Mathilde stand allein in der großen Küche des Dorotheenhofs, der gleich außerhalb des Örtchens Dammwiese lag. Was für ein Glück, dass Falla den Weg hierhin gefunden hatte, in diese Frauengemeinschaft, die der Krieg gestiftet hatte. Die anderen waren unterwegs, holten Holz, organisierten Essbares. Eine hatte früh schon Wasser aufgesetzt, das auf dem Küchenherd summte. Mathilde hob den Deckel. Es war heiß genug für den Abwasch.

Acht Teller, vier Gläser, Besteck. „Und wenn es die Henkersmahlzeit ist“, hatte Elisabeth gestern Nachmittag verkündet. Und dann waren die Frauen in Keller und Vorratsräume ausgeschwärmt und hatten die Regale geplündert. Eingelegtes, Eingemachtes aus dem vergangenen Sommer. Die vorletzten Kartoffeln. Vier Flaschen roten Burgunder, den Elisabeths Mann für festliche Anlässe zurückgelegt hatte.

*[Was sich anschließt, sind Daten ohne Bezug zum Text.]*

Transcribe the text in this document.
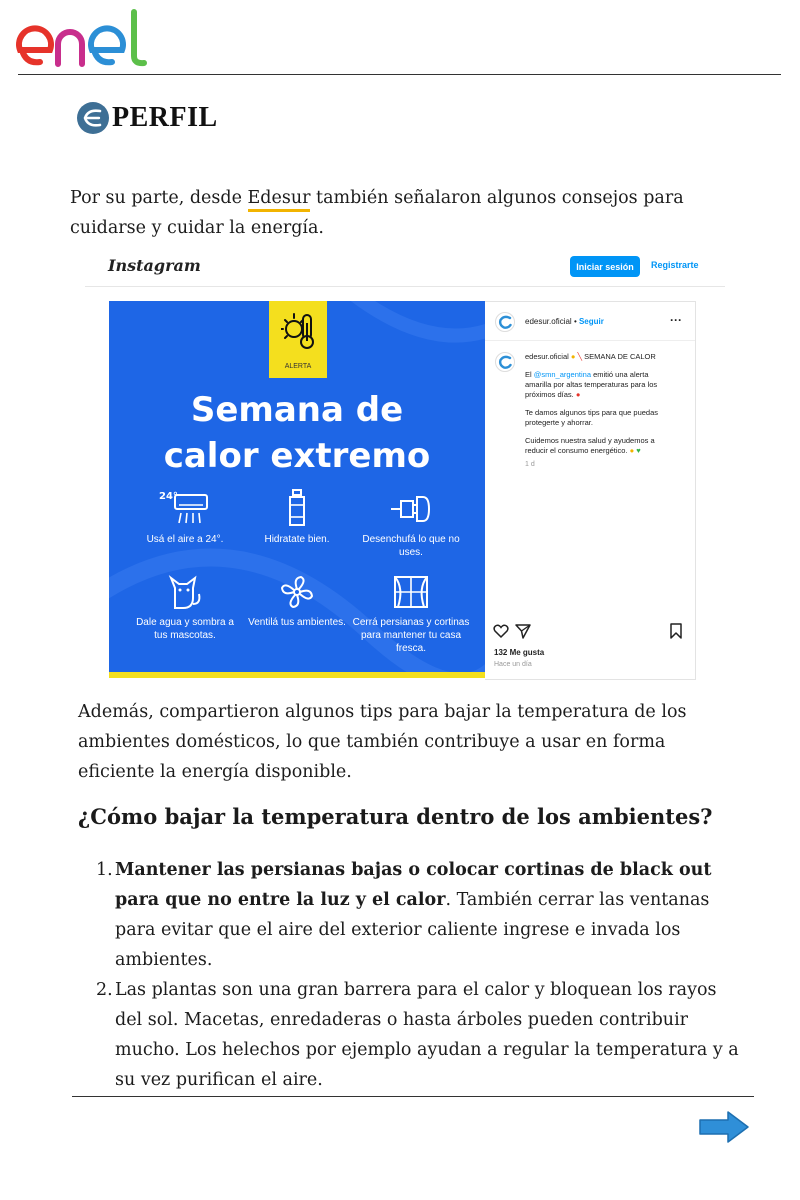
PERFIL
Por su parte, desde Edesur también señalaron algunos consejos para cuidarse y cuidar la energía.
Instagram	Iniciar sesión	Registrarte
ALERTA
Semana de
calor extremo
24°
Usá el aire a 24°.	Hidratate bien.	Desenchufá lo que no uses.
Dale agua y sombra a tus mascotas.
Ventilá tus ambientes. Cerrá persianas y cortinas para mantener tu casa fresca.
edesur.oficial • Seguir	···

edesur.oficial ● ╲ SEMANA DE CALOR

El @smn_argentina emitió una alerta amarilla por altas temperaturas para los próximos días. ●

Te damos algunos tips para que puedas protegerte y ahorrar.

Cuidemos nuestra salud y ayudemos a reducir el consumo energético. ● ♥

1 d
132 Me gusta
Hace un día
Además, compartieron algunos tips para bajar la temperatura de los ambientes domésticos, lo que también contribuye a usar en forma eficiente la energía disponible.
¿Cómo bajar la temperatura dentro de los ambientes?
1. Mantener las persianas bajas o colocar cortinas de black out para que no entre la luz y el calor. También cerrar las ventanas para evitar que el aire del exterior caliente ingrese e invada los ambientes.
2. Las plantas son una gran barrera para el calor y bloquean los rayos del sol. Macetas, enredaderas o hasta árboles pueden contribuir mucho. Los helechos por ejemplo ayudan a regular la temperatura y a su vez purifican el aire.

Elisabeth v. Rhein war Herrin des Dorotheenhofs, seit ihr Mann gefallen und ihre Tochter verschollen war. Für das Fest gestern Abend hatte sie ihren Kleiderschrank geöffnet. Gudrun wählte ein schwarzes Samtkleid mit Spitzen an Ausschnitt und Ärmeln, steckte sich die Haare hoch, trug Lippenstift auf. Wie eine Großstädterin. Sie war aus Berlin evakuiert worden, nachdem eine amerikanische Bomberflotte das Haus in Schutt und Asche gelegt hatte, in dessen Keller ihre beiden Kinder und die Mutter verschüttet worden waren.

Nur Lida wollte sich nicht schön machen und war weinend aus der Küche gelaufen. Lida war erst vierzehn. Sie hatte nicht viel erzählt von dem Tag, an dem die Russen über Cosel hinwegrollten. Und keine der Frauen hatte sie gefragt, wie oft es gewesen sei. Und wie viele.

Warum auch? Worüber man nicht reden kann, darüber muss man schweigen, fand Mathilde – und spürte wieder den Kloß im Hals, wie das erste Mal, als Elisabeth ihr Lidas Geschichte erzählte.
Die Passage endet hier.